The problem is even more pronounced for those employing temporary staff. “It will affect contractors the most, as Tier 2 visas are only for employees. There is no visa which allows contracting,” explains Sharkey. “This may mean that many people who currently want to come to the UK in order to contract would be reluctant to work in the UK as they would be forced to become PAYE employees.”

(ISC)2’s Davis agrees that this could happen, but adds that a skills crisis could be averted if qualifications and experience are prioritized under a new points-based immigration system, as long as those creating the criteria understand the sector.

Out in the Cold?

Perhaps the elephant in the room when it comes to IT security and Brexit is the coming EU General Data Protection Regulation (GDPR). The most fundamental and far-reaching reform to the region’s data privacy laws in decades, it will introduce significant new rules around the right-to-be-forgotten, data portability and mandatory breach notifications, and impose tough penalties on serious transgressors of up to 4% of annual turnover. There are also requirements in there for mandatory data protection officers, and an olive branch for large multi-nationals, which will only have to report to one regulator, wherever their HQ is based.

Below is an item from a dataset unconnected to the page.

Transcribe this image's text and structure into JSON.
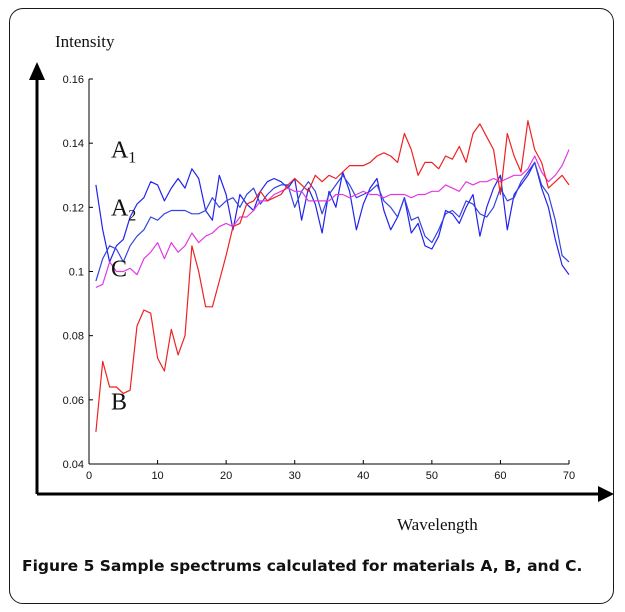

Many organizations already down the long road to compliance before the likely 2018 deadline will be wondering whether they should halt these preparatory efforts until the Brexit vote in June.

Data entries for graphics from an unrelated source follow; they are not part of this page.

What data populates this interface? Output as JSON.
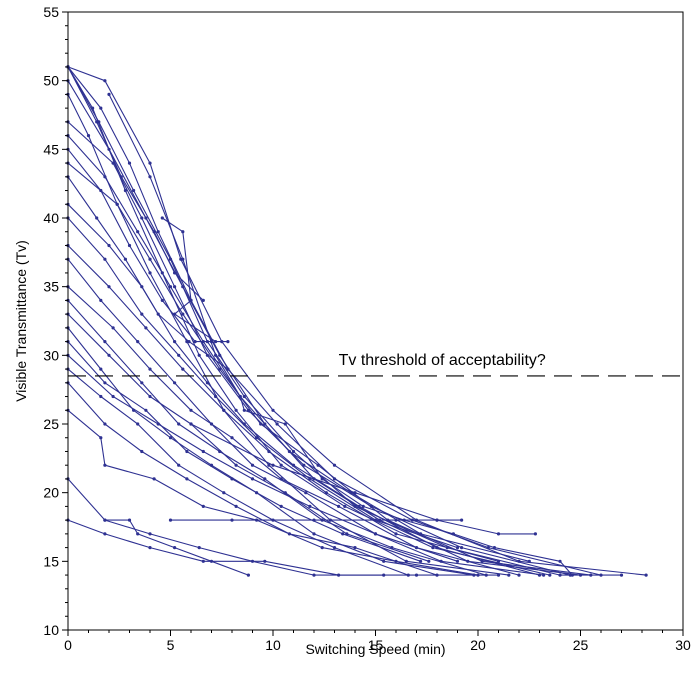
{
  "chart_data": {
    "type": "line",
    "xlabel": "Switching Speed (min)",
    "ylabel": "Visible Transmittance (Tv)",
    "xlim": [
      0,
      30
    ],
    "ylim": [
      10,
      55
    ],
    "xticks": [
      "0",
      "5",
      "10",
      "15",
      "20",
      "25",
      "30"
    ],
    "yticks": [
      "10",
      "15",
      "20",
      "25",
      "30",
      "35",
      "40",
      "45",
      "50",
      "55"
    ],
    "grid": false,
    "legend": "none",
    "line_color": "#2e3192",
    "threshold": {
      "y": 28.5,
      "label": "Tv threshold of acceptability?"
    },
    "series": [
      {
        "x": [
          0,
          1.8,
          4.0,
          5.5,
          7.5,
          10.0,
          13.0,
          17.0,
          22.0,
          28.2
        ],
        "y": [
          51,
          50,
          44,
          37,
          31,
          26,
          22,
          18,
          15,
          14
        ]
      },
      {
        "x": [
          0,
          1.5,
          3.2,
          5.0,
          6.8,
          8.6,
          11.0,
          14.0,
          18.5,
          24.0,
          27.0
        ],
        "y": [
          51,
          47,
          42,
          37,
          31,
          27,
          23,
          19,
          16,
          14,
          14
        ]
      },
      {
        "x": [
          0,
          1.2,
          2.8,
          4.6,
          6.4,
          8.2,
          10.4,
          13.5,
          17.8,
          23.5
        ],
        "y": [
          51,
          48,
          42,
          36,
          30,
          26,
          22,
          19,
          16,
          14
        ]
      },
      {
        "x": [
          0,
          2.0,
          3.8,
          5.6,
          7.4,
          9.6,
          12.0,
          15.2,
          19.5,
          25.0
        ],
        "y": [
          50,
          45,
          40,
          35,
          30,
          25,
          21,
          18,
          15,
          14
        ]
      },
      {
        "x": [
          0,
          1.0,
          2.4,
          4.0,
          5.8,
          7.6,
          9.8,
          12.8,
          16.5,
          21.5
        ],
        "y": [
          49,
          46,
          41,
          36,
          31,
          26,
          22,
          18,
          15,
          14
        ]
      },
      {
        "x": [
          0,
          1.6,
          3.0,
          4.4,
          6.0,
          7.8,
          10.2,
          13.0,
          16.8,
          20.5,
          26.0
        ],
        "y": [
          51,
          48,
          44,
          39,
          34,
          29,
          25,
          21,
          18,
          16,
          14
        ]
      },
      {
        "x": [
          0,
          1.4,
          2.6,
          4.2,
          5.2,
          6.6
        ],
        "y": [
          51,
          47,
          43,
          39,
          36,
          34
        ]
      },
      {
        "x": [
          0,
          2.2,
          3.6,
          5.2,
          6.8,
          8.8,
          11.5,
          14.8,
          19.2,
          24.5
        ],
        "y": [
          47,
          44,
          40,
          35,
          30,
          26,
          22,
          19,
          16,
          14
        ]
      },
      {
        "x": [
          0,
          1.8,
          3.4,
          5.0,
          6.6,
          8.4,
          10.8,
          13.8,
          17.2,
          22.5
        ],
        "y": [
          46,
          43,
          39,
          35,
          31,
          27,
          23,
          20,
          17,
          15
        ]
      },
      {
        "x": [
          0,
          1.6,
          3.0,
          4.6,
          6.2,
          7.0
        ],
        "y": [
          45,
          42,
          38,
          34,
          31,
          31
        ]
      },
      {
        "x": [
          0,
          2.4,
          4.0,
          5.6,
          7.4,
          9.4,
          12.2,
          15.6,
          20.2,
          25.5
        ],
        "y": [
          44,
          41,
          37,
          33,
          29,
          25,
          22,
          18,
          15,
          14
        ]
      },
      {
        "x": [
          0,
          1.4,
          2.8,
          4.4,
          5.9,
          7.8
        ],
        "y": [
          43,
          40,
          37,
          33,
          31,
          29
        ]
      },
      {
        "x": [
          0,
          2.0,
          3.6,
          5.2,
          6.8,
          8.6,
          11.0,
          14.2,
          18.0,
          23.0
        ],
        "y": [
          41,
          38,
          35,
          31,
          28,
          25,
          22,
          19,
          16,
          14
        ]
      },
      {
        "x": [
          0,
          1.8,
          3.6,
          5.4,
          7.2,
          9.2,
          11.8,
          15.0,
          19.0
        ],
        "y": [
          40,
          37,
          33,
          30,
          27,
          24,
          21,
          18,
          16
        ]
      },
      {
        "x": [
          0,
          2.0,
          3.8,
          5.6,
          7.6,
          9.8,
          12.6,
          16.0,
          21.0
        ],
        "y": [
          38,
          35,
          32,
          29,
          26,
          23,
          20,
          17,
          15
        ]
      },
      {
        "x": [
          0,
          1.6,
          3.4,
          5.2,
          7.0,
          9.0,
          11.6,
          15.0,
          18.2,
          23.2
        ],
        "y": [
          37,
          34,
          31,
          28,
          25,
          22,
          20,
          17,
          15,
          14
        ]
      },
      {
        "x": [
          0,
          2.2,
          4.0,
          6.0,
          8.0,
          10.4,
          13.2,
          17.0,
          22.0
        ],
        "y": [
          35,
          32,
          29,
          26,
          24,
          21,
          19,
          16,
          14
        ]
      },
      {
        "x": [
          0,
          1.8,
          3.6,
          5.4,
          7.4,
          9.6,
          12.4,
          15.8,
          20.4
        ],
        "y": [
          34,
          31,
          28,
          25,
          23,
          21,
          18,
          16,
          14
        ]
      },
      {
        "x": [
          0,
          2.0,
          4.0,
          6.0,
          8.2,
          10.6,
          13.6,
          17.6
        ],
        "y": [
          33,
          30,
          27,
          25,
          22,
          20,
          17,
          15
        ]
      },
      {
        "x": [
          0,
          1.6,
          3.2,
          5.0,
          7.0,
          9.2,
          12.0,
          15.4,
          19.8
        ],
        "y": [
          32,
          29,
          26,
          24,
          22,
          20,
          17,
          15,
          14
        ]
      },
      {
        "x": [
          0,
          1.8,
          3.8,
          5.8,
          8.0,
          10.4,
          13.4,
          17.2
        ],
        "y": [
          31,
          28,
          26,
          23,
          21,
          19,
          17,
          15
        ]
      },
      {
        "x": [
          0,
          2.2,
          4.4,
          6.6,
          9.0,
          11.8,
          15.0,
          19.0
        ],
        "y": [
          30,
          27,
          25,
          23,
          21,
          19,
          17,
          15
        ]
      },
      {
        "x": [
          0,
          1.6,
          3.4,
          5.4,
          7.6,
          10.0,
          13.0,
          16.6
        ],
        "y": [
          29,
          27,
          25,
          22,
          20,
          18,
          16,
          14
        ]
      },
      {
        "x": [
          0,
          1.8,
          3.6,
          5.8,
          8.2,
          10.8,
          14.0,
          18.0
        ],
        "y": [
          28,
          25,
          23,
          21,
          19,
          17,
          16,
          14
        ]
      },
      {
        "x": [
          0,
          1.6,
          1.8,
          4.2,
          6.6,
          9.2,
          12.4,
          16.0,
          20.0
        ],
        "y": [
          26,
          24,
          22,
          21,
          19,
          18,
          16,
          15,
          14
        ]
      },
      {
        "x": [
          0,
          1.8,
          4.0,
          6.4,
          9.0,
          12.0,
          15.4
        ],
        "y": [
          21,
          18,
          17,
          16,
          15,
          14,
          14
        ]
      },
      {
        "x": [
          0,
          1.8,
          4.0,
          6.6,
          9.6,
          13.2,
          17.0,
          21.0
        ],
        "y": [
          18,
          17,
          16,
          15,
          15,
          14,
          14,
          14
        ]
      },
      {
        "x": [
          1.8,
          3.0,
          3.4,
          5.2,
          7.0,
          8.8
        ],
        "y": [
          18,
          18,
          17,
          16,
          15,
          14
        ]
      },
      {
        "x": [
          5.0,
          8.0,
          12.0,
          16.0,
          18.0,
          19.2
        ],
        "y": [
          18,
          18,
          18,
          18,
          18,
          18
        ]
      },
      {
        "x": [
          6.0,
          10.0,
          14.0,
          18.0,
          21.0,
          22.8
        ],
        "y": [
          25,
          22,
          20,
          18,
          17,
          17
        ]
      },
      {
        "x": [
          4.6,
          5.6,
          6.0,
          5.2,
          7.2,
          7.8
        ],
        "y": [
          40,
          39,
          34,
          33,
          31,
          31
        ]
      },
      {
        "x": [
          2.0,
          4.0,
          5.6,
          7.2,
          8.4,
          8.6,
          10.6,
          12.4,
          14.4,
          16.4,
          18.8,
          20.8,
          24.0,
          24.6
        ],
        "y": [
          49,
          43,
          37,
          30,
          27,
          26,
          25,
          21,
          19,
          18,
          17,
          16,
          15,
          14
        ]
      }
    ]
  }
}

Not so, according to Allen & Overy partner, Nigel Parker. “First, preparing for the GDPR is a significant and long-term project for larger businesses operating across multiple jurisdictions, so there isn’t time to sit back and wait for the result. Secondly, our expectation is that post-referendum the UK would be more likely than not to amend existing data protection legislation to ensure alignment with the GDPR, to enable free movement of personal data from EU countries to the UK,” he tells Infosecurity.

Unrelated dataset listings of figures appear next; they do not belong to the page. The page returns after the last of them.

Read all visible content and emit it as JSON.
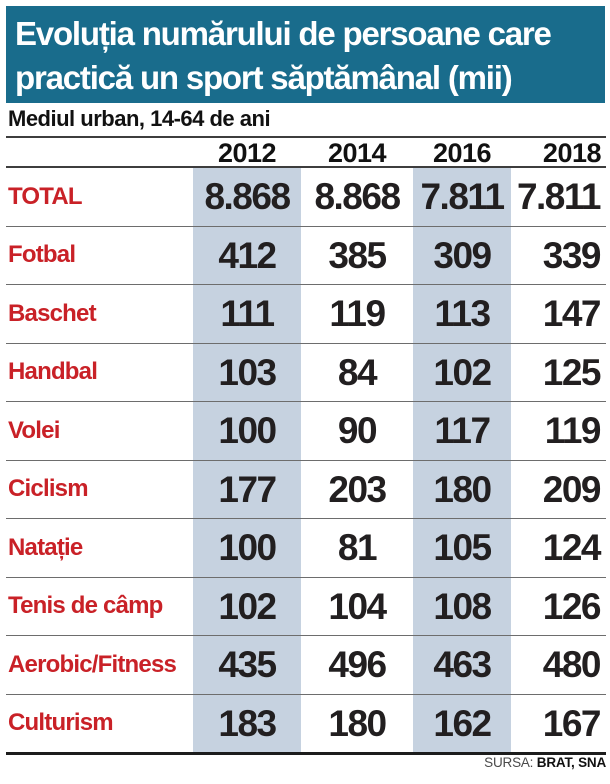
{
  "title": {
    "line1": "Evoluția numărului de persoane care",
    "line2": "practică un sport săptămânal (mii)"
  },
  "subtitle": "Mediul urban, 14-64 de ani",
  "source": {
    "label": "SURSA:",
    "value": "BRAT, SNA"
  },
  "colors": {
    "header_bg": "#196c8c",
    "band": "#c6d2e0",
    "label_red": "#c92127",
    "number_black": "#221f20"
  },
  "chart_data": {
    "type": "table",
    "title": "Evoluția numărului de persoane care practică un sport săptămânal (mii)",
    "subtitle": "Mediul urban, 14-64 de ani",
    "columns": [
      "2012",
      "2014",
      "2016",
      "2018"
    ],
    "shaded_columns": [
      "2012",
      "2016"
    ],
    "rows": [
      {
        "label": "TOTAL",
        "values": [
          "8.868",
          "8.868",
          "7.811",
          "7.811"
        ]
      },
      {
        "label": "Fotbal",
        "values": [
          "412",
          "385",
          "309",
          "339"
        ]
      },
      {
        "label": "Baschet",
        "values": [
          "111",
          "119",
          "113",
          "147"
        ]
      },
      {
        "label": "Handbal",
        "values": [
          "103",
          "84",
          "102",
          "125"
        ]
      },
      {
        "label": "Volei",
        "values": [
          "100",
          "90",
          "117",
          "119"
        ]
      },
      {
        "label": "Ciclism",
        "values": [
          "177",
          "203",
          "180",
          "209"
        ]
      },
      {
        "label": "Natație",
        "values": [
          "100",
          "81",
          "105",
          "124"
        ]
      },
      {
        "label": "Tenis de câmp",
        "values": [
          "102",
          "104",
          "108",
          "126"
        ]
      },
      {
        "label": "Aerobic/Fitness",
        "values": [
          "435",
          "496",
          "463",
          "480"
        ]
      },
      {
        "label": "Culturism",
        "values": [
          "183",
          "180",
          "162",
          "167"
        ]
      }
    ],
    "source": "SURSA: BRAT, SNA",
    "layout": {
      "grid": false,
      "shading": "vertical-bands-on-2012-and-2016"
    }
  }
}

“Taking this into consideration, many companies operating across multiple jurisdictions will feel that the best course of action is therefore to continue to prepare for the GDPR in the expectation that even if the UK did leave the EU, a data protection regime which imposes similar requirements to those in the GDPR would be likely to apply.”

Others argue that a Brexit could cause massive upheaval from a data protection point of view, severely impacting the UK’s digital economy. Chatham House associate fellow, Emily Taylor, is concerned that if the controversial Investigatory Powers Bill passes into law this could require an agreement between the UK and EU in the same manner as the Privacy Shield deal hammered out by the US and European Union, in order to allow data on EU citizens to be stored in the UK.

While ‘Vote Leave’ proponents will argue this can be done, the risk is that while lawmakers are thrashing out a deal – and Privacy Shield took the best part of three years – the market could vote with its feet.

“Given that the Court of Justice of the EU has shown itself pretty allergic to bulk data collection, as envisioned in the Investigatory Powers Bill, there is a risk post-Brexit that the free flow of data between the EU and UK could be impeded,” Taylor tells Infosecurity.

“Moving data is quicker and easier than moving people, buildings or entire businesses. So, if there’s uncertainty over the legal, political or economic conditions, data will often start moving before the laws or policies catch up.”

With the most internet-dependent economy of any G20 nation, this would put the UK in a difficult position. Amazon and Microsoft have both announced new data centers in the UK for this year, adding to the hundreds that are already here belonging to major international cloud providers.

“These companies have a choice where they can store and process their data, and they can move the data offshore quickly should the law require it,” Taylor concludes.

“In this scenario, our homegrown data industries would suffer. Access to valuable EU markets would be in doubt, and the UK’s appeal as an international data center location could diminish.”